In asking an acquaintance for tickets to the National Prayer Breakfast for a delegation of Russians in 2017, he wrote, “if we can accommodate them, we can empower rational insiders that have been cultivated for three years.”
He referred to Torshin as “Putin’s emissary,” and told a contact to pitch the Kremlin’s involvement when asking members of Congress and other influential Americans to meet with them — “reaction to the delegation’s presence in America will be relayed DIRECTLY to President Putin and Foreign Minister Sergey Lavrov.”
The message went on to note parenthetically that both Putin and Lavrov had had to “personally approve the delegation’s travel to this event.”
In a previous message to Erickson, Butina wrote that the purpose of the Russians attending the event was to "establish a back channel of communication."
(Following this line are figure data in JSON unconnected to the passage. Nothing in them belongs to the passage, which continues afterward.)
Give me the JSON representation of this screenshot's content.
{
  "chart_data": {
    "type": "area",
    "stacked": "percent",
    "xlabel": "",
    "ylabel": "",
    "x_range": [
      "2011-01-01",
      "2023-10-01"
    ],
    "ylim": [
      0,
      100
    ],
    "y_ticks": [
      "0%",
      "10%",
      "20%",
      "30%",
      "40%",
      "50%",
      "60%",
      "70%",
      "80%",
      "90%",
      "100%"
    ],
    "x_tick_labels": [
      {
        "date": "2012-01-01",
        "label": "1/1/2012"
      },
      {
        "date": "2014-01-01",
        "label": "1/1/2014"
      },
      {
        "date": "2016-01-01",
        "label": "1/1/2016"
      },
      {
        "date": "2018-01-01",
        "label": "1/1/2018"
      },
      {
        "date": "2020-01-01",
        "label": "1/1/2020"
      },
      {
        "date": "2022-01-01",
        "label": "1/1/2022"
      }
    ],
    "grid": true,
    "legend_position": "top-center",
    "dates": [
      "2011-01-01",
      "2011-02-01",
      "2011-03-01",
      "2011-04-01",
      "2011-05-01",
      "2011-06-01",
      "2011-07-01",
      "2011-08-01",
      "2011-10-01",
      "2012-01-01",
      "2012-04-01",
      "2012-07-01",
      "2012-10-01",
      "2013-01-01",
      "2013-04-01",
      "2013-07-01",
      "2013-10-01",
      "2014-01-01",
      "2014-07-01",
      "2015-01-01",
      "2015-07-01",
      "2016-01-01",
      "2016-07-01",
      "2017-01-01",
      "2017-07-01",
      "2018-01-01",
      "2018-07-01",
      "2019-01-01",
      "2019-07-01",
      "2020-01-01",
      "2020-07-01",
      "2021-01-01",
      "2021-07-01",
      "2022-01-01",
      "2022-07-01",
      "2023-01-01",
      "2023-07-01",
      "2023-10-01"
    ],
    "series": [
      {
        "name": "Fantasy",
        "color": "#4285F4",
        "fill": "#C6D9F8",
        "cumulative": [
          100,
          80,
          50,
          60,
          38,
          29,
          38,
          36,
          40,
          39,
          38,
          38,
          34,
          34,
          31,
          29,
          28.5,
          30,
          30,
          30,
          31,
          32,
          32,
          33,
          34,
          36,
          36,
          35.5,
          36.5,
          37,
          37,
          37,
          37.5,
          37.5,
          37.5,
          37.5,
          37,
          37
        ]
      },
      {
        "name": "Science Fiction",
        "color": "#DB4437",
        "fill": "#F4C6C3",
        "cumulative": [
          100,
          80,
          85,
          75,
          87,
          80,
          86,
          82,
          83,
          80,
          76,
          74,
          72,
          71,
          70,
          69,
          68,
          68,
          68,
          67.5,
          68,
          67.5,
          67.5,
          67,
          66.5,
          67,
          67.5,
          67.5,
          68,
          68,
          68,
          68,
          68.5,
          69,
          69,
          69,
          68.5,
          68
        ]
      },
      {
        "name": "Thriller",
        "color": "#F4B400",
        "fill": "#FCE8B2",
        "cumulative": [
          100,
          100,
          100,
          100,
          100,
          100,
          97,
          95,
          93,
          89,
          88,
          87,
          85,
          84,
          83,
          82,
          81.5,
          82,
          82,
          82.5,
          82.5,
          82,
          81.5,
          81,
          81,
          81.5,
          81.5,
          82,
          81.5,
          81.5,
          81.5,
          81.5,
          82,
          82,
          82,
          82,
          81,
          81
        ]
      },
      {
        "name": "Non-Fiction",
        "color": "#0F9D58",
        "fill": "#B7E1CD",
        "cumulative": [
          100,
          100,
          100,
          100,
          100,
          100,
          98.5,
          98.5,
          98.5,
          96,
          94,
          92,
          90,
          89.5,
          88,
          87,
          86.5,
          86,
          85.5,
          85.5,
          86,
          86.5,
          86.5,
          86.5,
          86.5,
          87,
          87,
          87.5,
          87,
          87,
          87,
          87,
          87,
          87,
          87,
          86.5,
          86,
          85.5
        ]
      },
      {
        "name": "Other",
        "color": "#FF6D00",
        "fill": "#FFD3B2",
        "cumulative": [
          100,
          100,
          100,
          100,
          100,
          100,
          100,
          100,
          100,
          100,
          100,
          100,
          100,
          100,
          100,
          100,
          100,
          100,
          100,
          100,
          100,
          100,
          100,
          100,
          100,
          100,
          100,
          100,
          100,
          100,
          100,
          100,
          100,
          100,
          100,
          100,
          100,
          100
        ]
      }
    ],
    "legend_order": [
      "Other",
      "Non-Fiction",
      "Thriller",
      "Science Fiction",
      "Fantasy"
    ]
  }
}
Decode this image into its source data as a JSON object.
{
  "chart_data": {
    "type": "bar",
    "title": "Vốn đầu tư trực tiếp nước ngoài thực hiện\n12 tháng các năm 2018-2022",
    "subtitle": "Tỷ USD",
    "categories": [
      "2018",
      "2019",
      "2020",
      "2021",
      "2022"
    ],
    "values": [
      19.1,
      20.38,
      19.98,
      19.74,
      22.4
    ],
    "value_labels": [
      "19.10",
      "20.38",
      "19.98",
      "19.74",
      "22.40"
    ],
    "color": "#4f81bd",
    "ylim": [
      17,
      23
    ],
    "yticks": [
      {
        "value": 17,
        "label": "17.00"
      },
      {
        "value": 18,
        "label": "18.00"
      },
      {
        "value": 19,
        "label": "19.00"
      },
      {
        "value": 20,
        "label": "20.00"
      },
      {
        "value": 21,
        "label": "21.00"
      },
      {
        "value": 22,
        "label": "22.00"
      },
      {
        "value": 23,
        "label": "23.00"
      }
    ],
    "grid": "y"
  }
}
Butina’s lawyer argued that she just “believes and desires peace and better US-Russia relations,” and that what prosecutors describe as her “reports” to Torshin were just due to her being “energized by the excitement of witnessing history and charmed by American culture and politics,” which she wanted to tell people back home about.
“For all of the government insinuation and media coverage of Hollywood style, spy-novel allegations, in reality this case is bereft of any tradecraft or covert activity whatsoever,” he said last week. “There are no dead drops, no brush passes, no secret communication devices, no bags of cash or payoffs, no bribes, no confidential secret information gathering, no espionage type activity, and no agency or agreement to commit crime.”
US prosecutors countered that no one is accusing her of Cold War–era spycraft.
“Stealing 'national secrets' is not an element of any of the offenses with which the defendant is charged,” they wrote.
But they also made clear that they believe the Russian government's actions show that Butina was no average Russian caught up in an American court case. Since her arrest, the prosecutors said, Butina has been visited in jail six times by Russian officials, her detention has been the subject of four notes from the Russian government to the State Department and two conversations between Foreign Minister Lavrov and Secretary of State Mike Pompeo, and the Russian Foreign Ministry has changed the avatar on its Twitter account to an image of Butina.
"Russia has issued more diplomatic notes on the defendant's behalf in the past month than for any other Russian citizen imprisoned in the United States in the past year."
Butina’s next court date is in November.